To do it justice will probably take a whole blog in itself, so more tomorrow folks.
05/09/10, The rather splendidly named Beluga Bay- despite its absence of said whales so far
The man with a promise of a cylinder of propane in a red truck never materialised. No more baking by Maire until we get some more. Disaster.
We joined Sister Fay and the community in the Catholic Church for their Sunday service. Daryl has done a great job putting it back together. The wood burner had been cleaned out and had made a big difference in drying it out and warming it up. Next week they plan to jack it up three feet to bolster its surroundings on the sinking permafrost. Hope that goes well and it doesn't break in two. It was a lovely service and Sister Fay gave an excellent sermon of the theme of wisdom. I have to say I was very impressed with Sister Fay and as an example was the way she very effectively dealt with a pair of bickering kids- making them tell each other that want to make the other one happy and not listening to wo started it.
Afterward we were made incredibly welcome in her house with bread, cheese, fish and baked beans. It was a privilege to be so invited into their community. very interesting to hear their insights interchanges in their community. As an example the next generation had kept their taste for caribou but lost it for seal. Apparently one has to start early to get a terse for whale/maqtaaq. Clearly and advantage of my getting older is that I need not preserver in trying! Daryl had also constructed a new see-saw for the kids or a 'teeter-totter' as they call it. Just as we were leaving an eagle was spotted pestering the gulls for some fish that had been washed ashore. Impressive sight.
We then found Tuk's only taxi to see a woman carver, Mary-Ann, who lived some way out of town. Before getting back on board I managed to get a very brief sniff of internet access and it was lovely to have a chat online with my new fiancee, Liz. She has sent me an email form the captain of the Hanseatic with copies of pictures of Young Larry they took. I also found out in a text that I had lost out to daughter Eleanor in our monthly competition for pinch-punch with mutual sense of humour failures when we lose. Taking advantage of my lack of internet access (and a time-zone delay) isn't playing fair. I would never stoop that low. An important ritual, even though we are both are old enough to know better.

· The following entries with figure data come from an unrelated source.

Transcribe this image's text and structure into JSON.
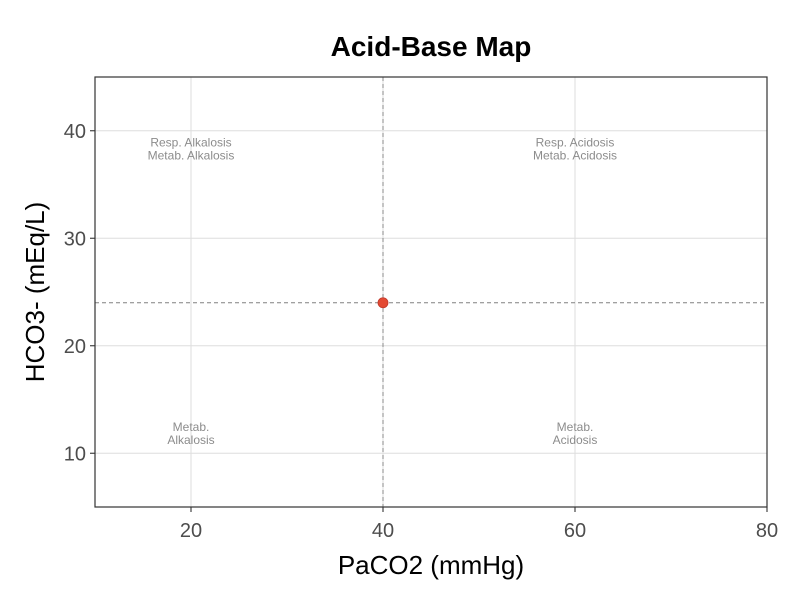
{
  "chart_data": {
    "type": "scatter",
    "title": "Acid-Base Map",
    "xlabel": "PaCO2 (mmHg)",
    "ylabel": "HCO3- (mEq/L)",
    "xlim": [
      10,
      80
    ],
    "ylim": [
      5,
      45
    ],
    "x_ticks": [
      20,
      40,
      60,
      80
    ],
    "y_ticks": [
      10,
      20,
      30,
      40
    ],
    "grid": true,
    "reference_lines": {
      "x": 40,
      "y": 24,
      "style": "dashed"
    },
    "points": [
      {
        "x": 40,
        "y": 24
      }
    ],
    "point_color": "#e34a33",
    "annotations": [
      {
        "x": 20,
        "y": 38,
        "lines": [
          "Resp. Alkalosis",
          "Metab. Alkalosis"
        ]
      },
      {
        "x": 60,
        "y": 38,
        "lines": [
          "Resp. Acidosis",
          "Metab. Acidosis"
        ]
      },
      {
        "x": 20,
        "y": 11.5,
        "lines": [
          "Metab.",
          "Alkalosis"
        ]
      },
      {
        "x": 60,
        "y": 11.5,
        "lines": [
          "Metab.",
          "Acidosis"
        ]
      }
    ]
  }
}
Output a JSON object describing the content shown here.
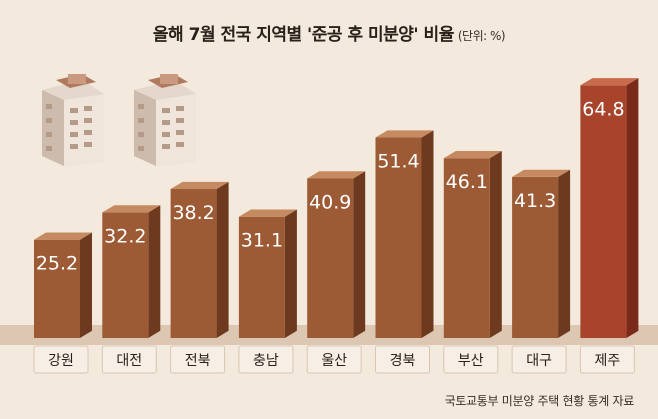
{
  "chart_data": {
    "type": "bar",
    "title": "올해 7월 전국 지역별 '준공 후 미분양' 비율",
    "unit_label": "(단위: %)",
    "categories": [
      "강원",
      "대전",
      "전북",
      "충남",
      "울산",
      "경북",
      "부산",
      "대구",
      "제주"
    ],
    "values": [
      25.2,
      32.2,
      38.2,
      31.1,
      40.9,
      51.4,
      46.1,
      41.3,
      64.8
    ],
    "value_labels": [
      "25.2",
      "32.2",
      "38.2",
      "31.1",
      "40.9",
      "51.4",
      "46.1",
      "41.3",
      "64.8"
    ],
    "highlight_index": 8,
    "colors": {
      "bar_front": "#9c5a35",
      "bar_side": "#6e3a1f",
      "bar_top": "#c58a60",
      "highlight_front": "#a8442c",
      "highlight_side": "#7a2a1a",
      "highlight_top": "#c96a4d",
      "background": "#f3e9dc",
      "floor": "#d8c3ad"
    },
    "xlabel": "",
    "ylabel": "",
    "ylim": [
      0,
      70
    ],
    "grid": false,
    "legend": "none"
  },
  "source": "국토교통부 미분양 주택 현황 통계 자료"
}
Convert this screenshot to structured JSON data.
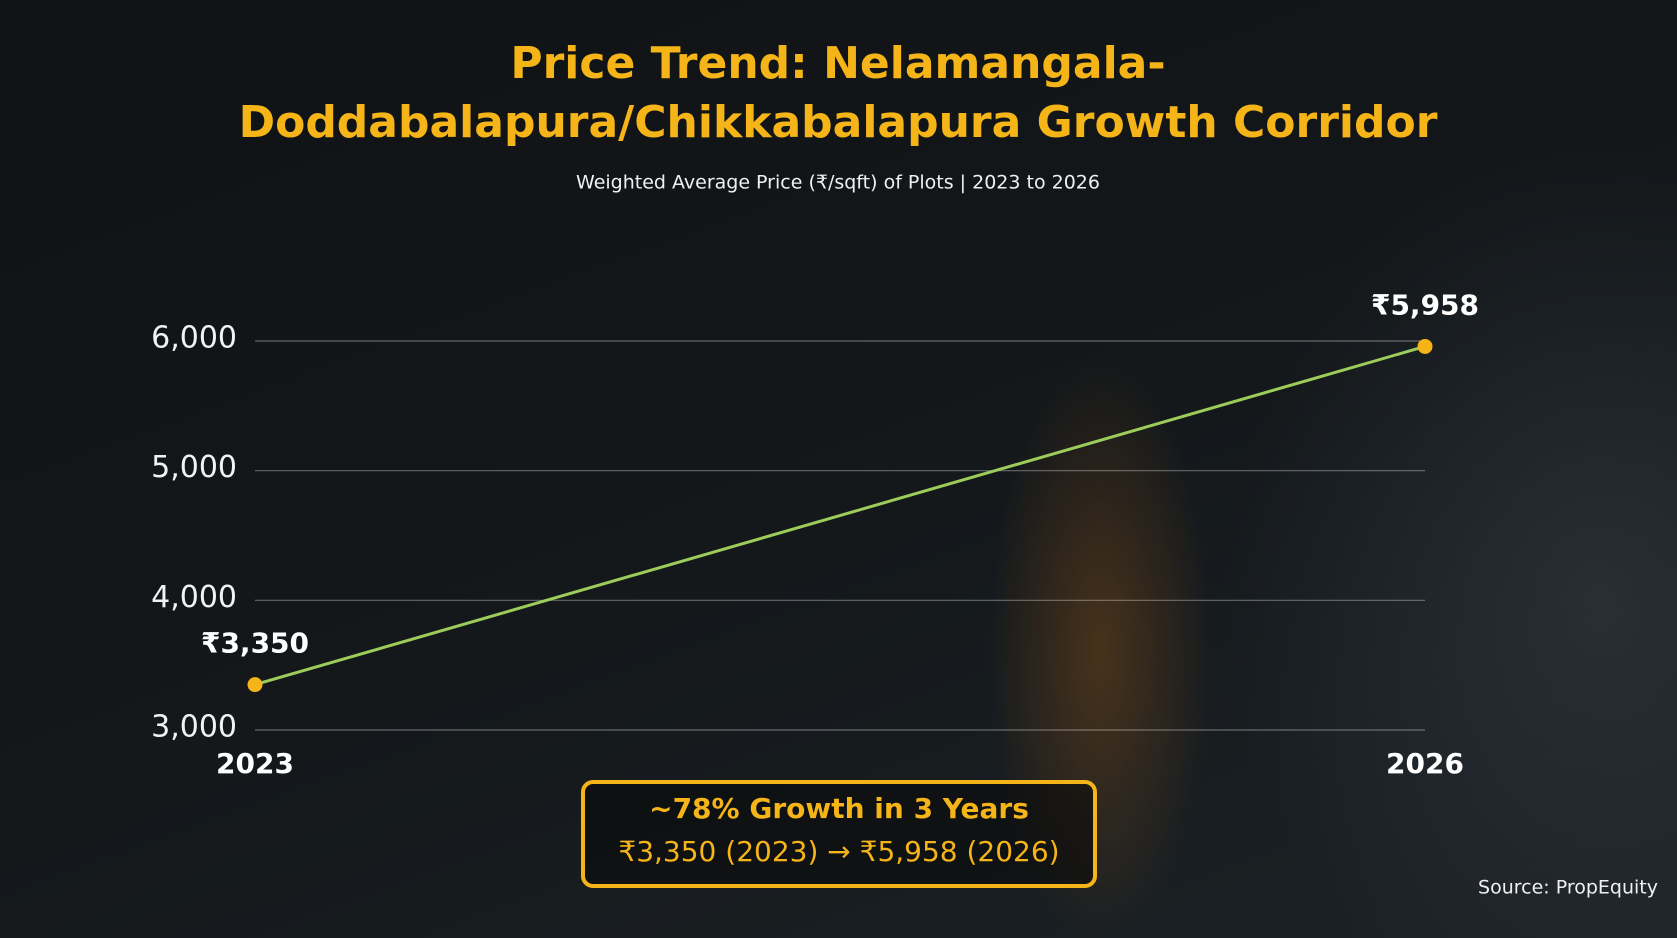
{
  "chart_data": {
    "type": "line",
    "title": [
      "Price Trend: Nelamangala-",
      "Doddabalapura/Chikkabalapura Growth Corridor"
    ],
    "subtitle": "Weighted Average Price (₹/sqft) of Plots | 2023 to 2026",
    "x": [
      2023,
      2026
    ],
    "xlim": [
      2023,
      2026
    ],
    "xticks": [
      2023,
      2026
    ],
    "ylim": [
      3000,
      6000
    ],
    "yticks": [
      {
        "value": 3000,
        "label": "3,000"
      },
      {
        "value": 4000,
        "label": "4,000"
      },
      {
        "value": 5000,
        "label": "5,000"
      },
      {
        "value": 6000,
        "label": "6,000"
      }
    ],
    "grid": true,
    "series": [
      {
        "color": "#9ccc5a",
        "marker_color": "#f5b417",
        "values": [
          3350,
          5958
        ],
        "value_labels": [
          "₹3,350",
          "₹5,958"
        ]
      }
    ],
    "annotation": [
      "~78% Growth in 3 Years",
      "₹3,350 (2023) → ₹5,958 (2026)"
    ],
    "source": "Source: PropEquity"
  }
}
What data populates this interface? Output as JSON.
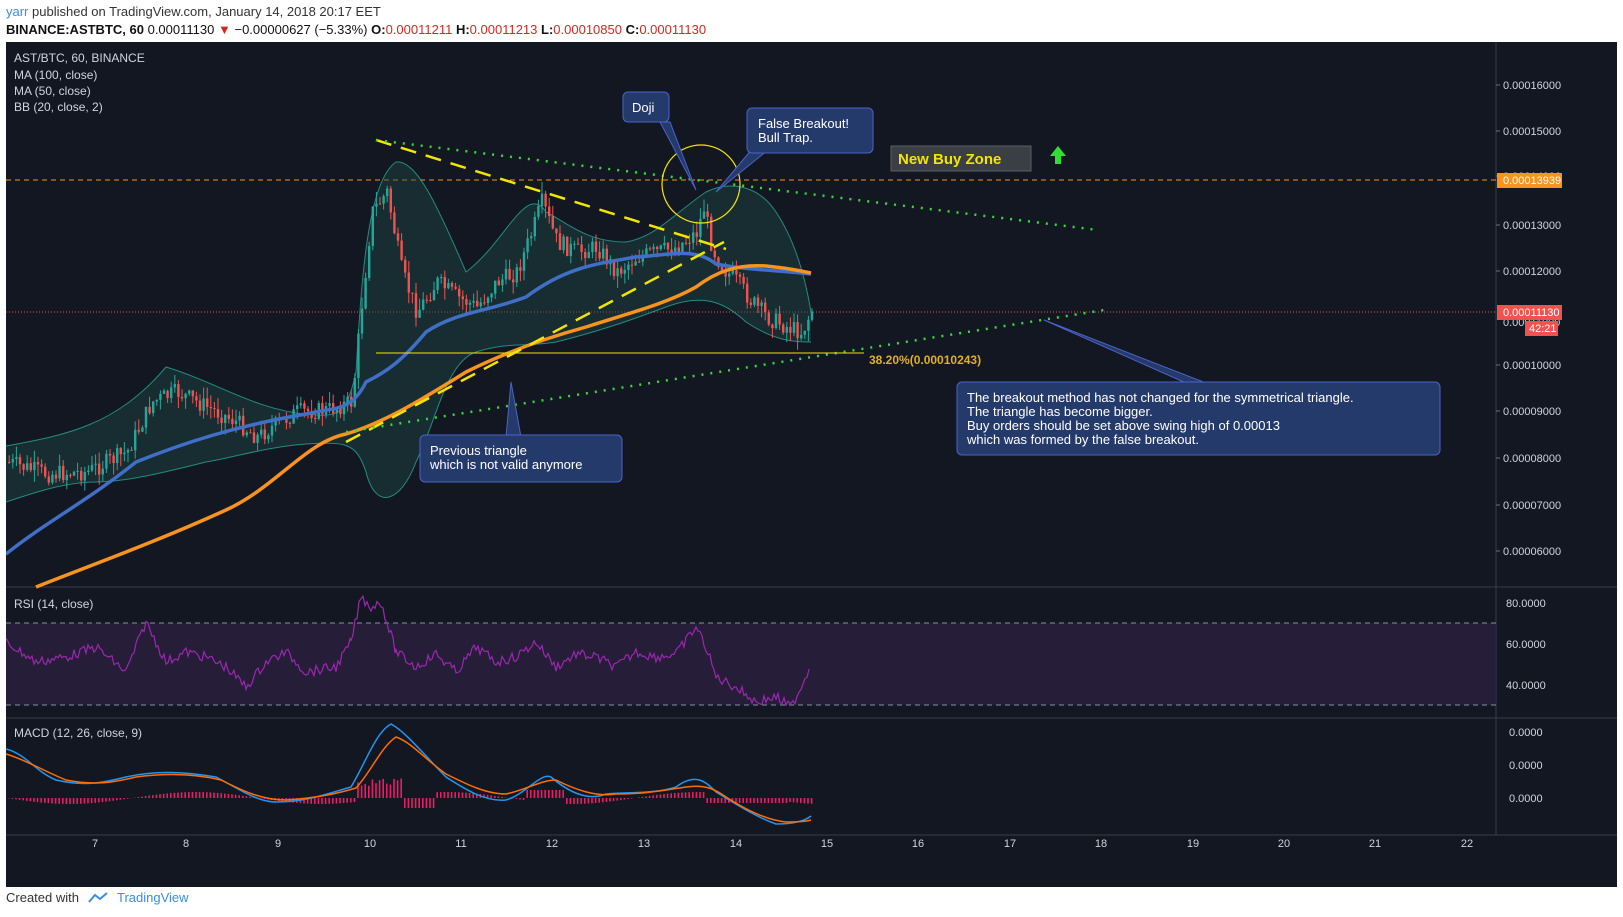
{
  "header": {
    "user": "yarr",
    "published_text": "published on TradingView.com, January 14, 2018 20:17 EET",
    "symbol_line": "BINANCE:ASTBTC, 60",
    "last_price": "0.00011130",
    "change_arrow": "▼",
    "change": "−0.00000627 (−5.33%)",
    "o_label": "O:",
    "o_value": "0.00011211",
    "h_label": "H:",
    "h_value": "0.00011213",
    "l_label": "L:",
    "l_value": "0.00010850",
    "c_label": "C:",
    "c_value": "0.00011130"
  },
  "legend": {
    "pair": "AST/BTC, 60, BINANCE",
    "ma100": "MA (100, close)",
    "ma50": "MA (50, close)",
    "bb": "BB (20, close, 2)",
    "rsi": "RSI (14, close)",
    "macd": "MACD (12, 26, close, 9)"
  },
  "price_axis": {
    "ticks": [
      "0.00016000",
      "0.00015000",
      "0.00014000",
      "0.00013000",
      "0.00012000",
      "0.00011000",
      "0.00010000",
      "0.00009000",
      "0.00008000",
      "0.00007000",
      "0.00006000"
    ],
    "resistance_label": "0.00013939",
    "last_label": "0.00011130",
    "countdown": "42:21"
  },
  "rsi_axis": {
    "ticks": [
      "80.0000",
      "60.0000",
      "40.0000"
    ],
    "upper": 70,
    "lower": 30
  },
  "macd_axis": {
    "ticks": [
      "0.0000",
      "0.0000",
      "0.0000"
    ]
  },
  "time_axis": [
    "7",
    "8",
    "9",
    "10",
    "11",
    "12",
    "13",
    "14",
    "15",
    "16",
    "17",
    "18",
    "19",
    "20",
    "21",
    "22"
  ],
  "annotations": {
    "doji": "Doji",
    "false_breakout_1": "False Breakout!",
    "false_breakout_2": "Bull Trap.",
    "buy_zone": "New Buy Zone",
    "prev_triangle_1": "Previous triangle",
    "prev_triangle_2": "which is not valid anymore",
    "fib": "38.20%(0.00010243)",
    "note_1": "The breakout method has not changed for the symmetrical triangle.",
    "note_2": "The triangle has become bigger.",
    "note_3": "Buy orders should be set above swing high of 0.00013",
    "note_4": "which was formed by the false breakout."
  },
  "footer": {
    "created_with": "Created with",
    "brand": "TradingView"
  },
  "colors": {
    "background": "#131722",
    "up": "#26a69a",
    "down": "#ef5350",
    "ma100": "#f7931e",
    "ma50": "#3f6fc6",
    "rsi": "#9c27b0",
    "macd": "#2196f3",
    "signal": "#ff6d00",
    "trendline_green": "#33dd33",
    "triangle_yellow": "#f2e600",
    "resistance": "#f7931e"
  }
}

After all this, we were a bit after our intended departure time. We weighed anchor and washed copious quantities of mud off the chain and anchor. We set off through the narrower and shallower western entrance.
Sister Fay and two of the local kids, Marcus and Dominic, came out to the point to wave us off. In order to really lay on a show we chose a nice patch of shallow ground very close to the point to go hard aground on a falling tide!
We were well and truly stuck and it was soon clear that we were not going to be able to motor ourselves off. We launched the dinghy and with some struggle managed to lay a kedge anchor. The aim of this is to put out an anchor in the deep water (actually only metres from our well wishers on the point) and use the anchor winch to pull our bow round and into deep water. This actually worked a treat and we were on our way. Some loss of face but Sister Fay was there to help us afloat. She might have some excellent photographic evidence of our embarrassment but at least we managed to get off under our own steam.
We have just had a clear chat with Peter Semotiuk updating us on the weather forecast, which is currently favourable. We are reaching along beautifully at 7.5 knots.
We are bound for Herschel Island, which we should reach tomorrow afternoon. There is an abandoned community there as apparently a small museum. There is another shallow-water short cut called Workman's Passage. Not sure if we will be brave enough (or daft enough) to try it after today's little escapades!
Local knowledge tells us that we should start being able to see the northern lights (or Aurora Borealis which is a phrase that my speech impediment renders impossible for me to pronounce!) any night now. Apparently the best chances are on a clear, still night-so not tonight with reasonably strong easterly winds.